Se dirigió a la puerta y entonces, a pesar de mi aturdimiento, me di cuenta de que tenía algo importante que decir. Le llamé y se volvió hacia mí, encajando el hombro contra el quicio de la puerta.

– Nunca me he acostado con un tío, antes…

– No vamos a acostarnos en ninguna parte, boba, por lo menos de momento. Vamos a follar, solamente.

– Quiero decir que soy virgen.

Me miró un momento, sonriendo, y desapareció.

Me senté y le esperé. Traté de analizar cómo me sentía. Estaba caliente, cachonda en el sentido clásico del término. Cachonda. Sonreí. Me había llevado cientos de bofetadas sin entender por qué, después de pronunciar esa palabra, uno de los términos más habituales de mi vocabulario. Cachonda, sonaba tan antiguo… La pronuncié muy bajito, estudiando el movimiento de mis labios en el espejo.

– Pablo me ha puesto cachonda -era divertido. Lo dije una y otra vez, mientras me daba cuenta de que estaba guapa, muy guapa, a pesar de las espinillas de la frente.

Pablo me había puesto cachonda.

El estaba ahí, con una bandeja llena de cosas, mirando cómo movía los labios, quizás incluso me había oído, pero no dijo nada, cruzó la habitación y se sentó delante de mí, con las piernas cruzadas como un indio. Pensé que iba a comerme, al fin y al cabo me lo debía, pero no lo hizo.

Me quitó las bragas, me atrajo bruscamente hacia sí, obligándome a apoyar el culo en el borde del sofá, y me abrió todavía más, encajándome las piernas sobre los brazos del sillón.

– Venga, empieza, te estoy esperando.

– ¿Qué quieres saber?

– Todo, quiero saberlo todo, de quién fue la idea, cómo te pilló Amelia, qué le contaste a tu hermano, todo, vamos.

Tomó una esponja de la bandeja, la sumergió en un tazón lleno de agua tibia y comenzó a frotarla contra una pastilla de jabón, hasta que se volvió blanca.

Yo ya había comenzado a hablar, hablaba como un autómata, mientras le miraba y me preguntaba qué pasaría ahora, qué iba a pasar ahora.

– Bueno… es que no sé qué decirte. A mí me lo dijo Chelo, pero la idea fue de Susana, por lo visto.

Quién es Susana? ¡Una alta, castaña, con el pelo muy largo?

– No, ésa es Chelo.

– Ah, entonces… ¿cómo es Susana? -sumergió la esponja en la taza hasta que se llenó de espuma.

– Es baja, muy menuda, también castaña pero tirando más a rubia, tienes que haberla visto en casa.

– Ya, sigue.

No me podía creer lo que estaba pasando.

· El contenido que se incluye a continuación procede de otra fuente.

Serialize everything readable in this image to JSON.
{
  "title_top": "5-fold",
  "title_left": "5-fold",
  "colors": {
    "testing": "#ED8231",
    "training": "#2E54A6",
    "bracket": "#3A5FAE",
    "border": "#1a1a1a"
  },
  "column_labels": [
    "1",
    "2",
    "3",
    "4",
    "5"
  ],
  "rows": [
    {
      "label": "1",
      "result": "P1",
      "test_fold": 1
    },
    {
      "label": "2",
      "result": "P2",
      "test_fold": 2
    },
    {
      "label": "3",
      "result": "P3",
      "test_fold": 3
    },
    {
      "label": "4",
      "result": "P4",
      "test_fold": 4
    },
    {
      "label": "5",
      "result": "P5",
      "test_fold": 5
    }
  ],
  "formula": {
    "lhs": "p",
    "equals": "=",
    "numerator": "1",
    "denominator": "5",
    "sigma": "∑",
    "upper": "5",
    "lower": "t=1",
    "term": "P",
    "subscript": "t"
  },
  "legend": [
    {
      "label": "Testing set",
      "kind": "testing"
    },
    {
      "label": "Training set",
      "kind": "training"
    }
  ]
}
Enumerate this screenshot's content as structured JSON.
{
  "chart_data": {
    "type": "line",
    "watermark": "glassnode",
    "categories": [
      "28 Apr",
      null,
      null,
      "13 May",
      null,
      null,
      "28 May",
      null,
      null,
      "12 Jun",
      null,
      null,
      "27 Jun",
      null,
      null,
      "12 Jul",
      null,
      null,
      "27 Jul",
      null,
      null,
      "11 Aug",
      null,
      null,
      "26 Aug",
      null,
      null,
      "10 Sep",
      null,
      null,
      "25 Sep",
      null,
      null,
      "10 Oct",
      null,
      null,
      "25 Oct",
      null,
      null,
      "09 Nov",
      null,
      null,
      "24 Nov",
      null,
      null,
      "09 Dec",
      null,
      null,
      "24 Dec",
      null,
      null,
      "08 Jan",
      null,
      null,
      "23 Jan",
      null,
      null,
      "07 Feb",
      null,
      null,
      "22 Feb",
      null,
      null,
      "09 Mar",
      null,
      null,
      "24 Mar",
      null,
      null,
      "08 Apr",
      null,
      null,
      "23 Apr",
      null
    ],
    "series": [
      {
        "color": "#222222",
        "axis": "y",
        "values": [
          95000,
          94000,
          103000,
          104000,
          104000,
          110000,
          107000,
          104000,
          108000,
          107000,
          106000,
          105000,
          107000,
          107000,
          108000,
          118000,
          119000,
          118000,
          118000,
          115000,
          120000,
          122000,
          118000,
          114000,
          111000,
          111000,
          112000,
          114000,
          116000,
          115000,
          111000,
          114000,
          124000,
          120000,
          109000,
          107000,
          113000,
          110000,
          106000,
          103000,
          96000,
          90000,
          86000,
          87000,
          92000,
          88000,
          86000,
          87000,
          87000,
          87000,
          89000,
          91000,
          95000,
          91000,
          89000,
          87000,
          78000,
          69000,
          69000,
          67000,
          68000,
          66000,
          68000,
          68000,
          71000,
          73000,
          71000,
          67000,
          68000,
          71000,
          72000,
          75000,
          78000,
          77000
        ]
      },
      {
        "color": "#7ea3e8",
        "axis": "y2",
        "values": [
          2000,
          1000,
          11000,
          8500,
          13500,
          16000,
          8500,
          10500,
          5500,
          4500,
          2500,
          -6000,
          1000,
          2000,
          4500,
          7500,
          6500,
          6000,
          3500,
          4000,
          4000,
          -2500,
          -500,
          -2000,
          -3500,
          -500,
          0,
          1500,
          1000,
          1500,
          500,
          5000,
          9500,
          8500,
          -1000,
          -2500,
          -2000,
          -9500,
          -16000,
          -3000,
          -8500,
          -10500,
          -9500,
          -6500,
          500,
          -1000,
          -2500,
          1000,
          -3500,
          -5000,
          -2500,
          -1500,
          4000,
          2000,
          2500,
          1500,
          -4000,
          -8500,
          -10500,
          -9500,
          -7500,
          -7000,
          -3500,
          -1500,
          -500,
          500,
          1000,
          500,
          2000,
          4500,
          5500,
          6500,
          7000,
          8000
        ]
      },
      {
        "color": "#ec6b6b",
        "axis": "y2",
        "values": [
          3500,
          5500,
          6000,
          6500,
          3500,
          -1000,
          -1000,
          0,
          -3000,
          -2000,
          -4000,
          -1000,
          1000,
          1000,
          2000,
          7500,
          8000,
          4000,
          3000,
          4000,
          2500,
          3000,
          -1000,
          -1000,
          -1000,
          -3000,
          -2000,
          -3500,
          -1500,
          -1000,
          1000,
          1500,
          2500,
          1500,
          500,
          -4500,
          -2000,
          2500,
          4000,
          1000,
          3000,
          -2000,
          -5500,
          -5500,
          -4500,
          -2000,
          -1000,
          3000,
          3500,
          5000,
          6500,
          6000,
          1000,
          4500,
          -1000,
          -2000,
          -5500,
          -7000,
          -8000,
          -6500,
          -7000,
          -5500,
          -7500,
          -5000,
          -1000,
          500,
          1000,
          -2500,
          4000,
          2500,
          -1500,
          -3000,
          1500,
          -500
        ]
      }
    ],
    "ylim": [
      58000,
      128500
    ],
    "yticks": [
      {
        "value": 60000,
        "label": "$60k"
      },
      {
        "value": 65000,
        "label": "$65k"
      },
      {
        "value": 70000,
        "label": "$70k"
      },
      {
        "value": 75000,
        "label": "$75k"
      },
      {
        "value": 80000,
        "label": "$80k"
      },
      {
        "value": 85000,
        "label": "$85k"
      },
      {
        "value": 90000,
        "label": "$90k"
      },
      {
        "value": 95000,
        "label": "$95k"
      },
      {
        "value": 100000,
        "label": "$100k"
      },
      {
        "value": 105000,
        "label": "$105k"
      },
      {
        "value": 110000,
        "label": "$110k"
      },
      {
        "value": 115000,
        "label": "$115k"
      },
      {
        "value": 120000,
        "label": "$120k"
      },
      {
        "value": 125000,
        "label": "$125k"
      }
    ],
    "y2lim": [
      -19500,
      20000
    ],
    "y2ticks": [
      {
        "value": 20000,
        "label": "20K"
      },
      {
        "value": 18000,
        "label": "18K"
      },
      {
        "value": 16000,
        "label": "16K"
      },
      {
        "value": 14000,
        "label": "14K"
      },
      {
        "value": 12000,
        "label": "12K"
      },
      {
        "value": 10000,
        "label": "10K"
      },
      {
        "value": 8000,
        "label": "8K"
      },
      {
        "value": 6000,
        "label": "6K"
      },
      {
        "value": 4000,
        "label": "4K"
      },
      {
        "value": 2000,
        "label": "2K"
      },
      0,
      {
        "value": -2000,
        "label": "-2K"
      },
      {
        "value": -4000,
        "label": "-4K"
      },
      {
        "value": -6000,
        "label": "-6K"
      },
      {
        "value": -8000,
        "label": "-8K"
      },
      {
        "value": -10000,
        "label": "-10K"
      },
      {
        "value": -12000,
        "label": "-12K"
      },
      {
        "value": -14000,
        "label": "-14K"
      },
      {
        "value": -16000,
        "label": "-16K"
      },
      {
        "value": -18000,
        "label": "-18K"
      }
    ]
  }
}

Había alargado la mano y me estaba enjabonando con la esponja. Me lavaba como a una niña pequeña. Aquello me descolocó por completo.

– Pero… ¿qué haces?

– No es asunto tuyo, sigue.

– Si el coño es mío, lo que hagas con él también será asunto mío -mi voz me sonó ridícula a mí misma, y él no me contestó. Seguí hablando-. Pues, Susana lo hace mucho, por lo visto, quiero decir, meterse cosas, y entonces le contó a Chelo que lo mejor, lo que más le gustaba, era la flauta, entonces decidimos que lo probaríamos, aunque la verdad es que a mí me parecía una guarrada, por un lado, pero lo hice, Chelo al final no, siempre se raja, y bueno, ya está, ya lo sabes, no hay nada más que contar.

Colocó una toalla en el suelo, justo debajo de mí.

Me resultaba imposible no mirarme en el espejo, con el pelo blanco, fantasmagóricamente cana.

– ¿Cómo te pilló Amelia?

– Bueno, como dormimos en el mismo cuarto, ella, yo y Patricia…

– Patricia, ella y yo… -me corrigió.

– Patricia, ella y yo -repetí.

– Muy bien, sigue.

– Creí que estaba sola en casa, sola por una vez en la vida, bueno, Marcelo estaba, y José y Vicente también, pero viendo la televisión, y como estaban poniendo un partido, pues pensé… -se sacó una cuchilla de afeitar del bolsillo de la camisa-. ¿Qué vas a hacer con eso?

Me miró a la cara con su mejor expresión de no pasa nada, aunque me sujetó firmemente los muslos, por lo que pudiera suceder.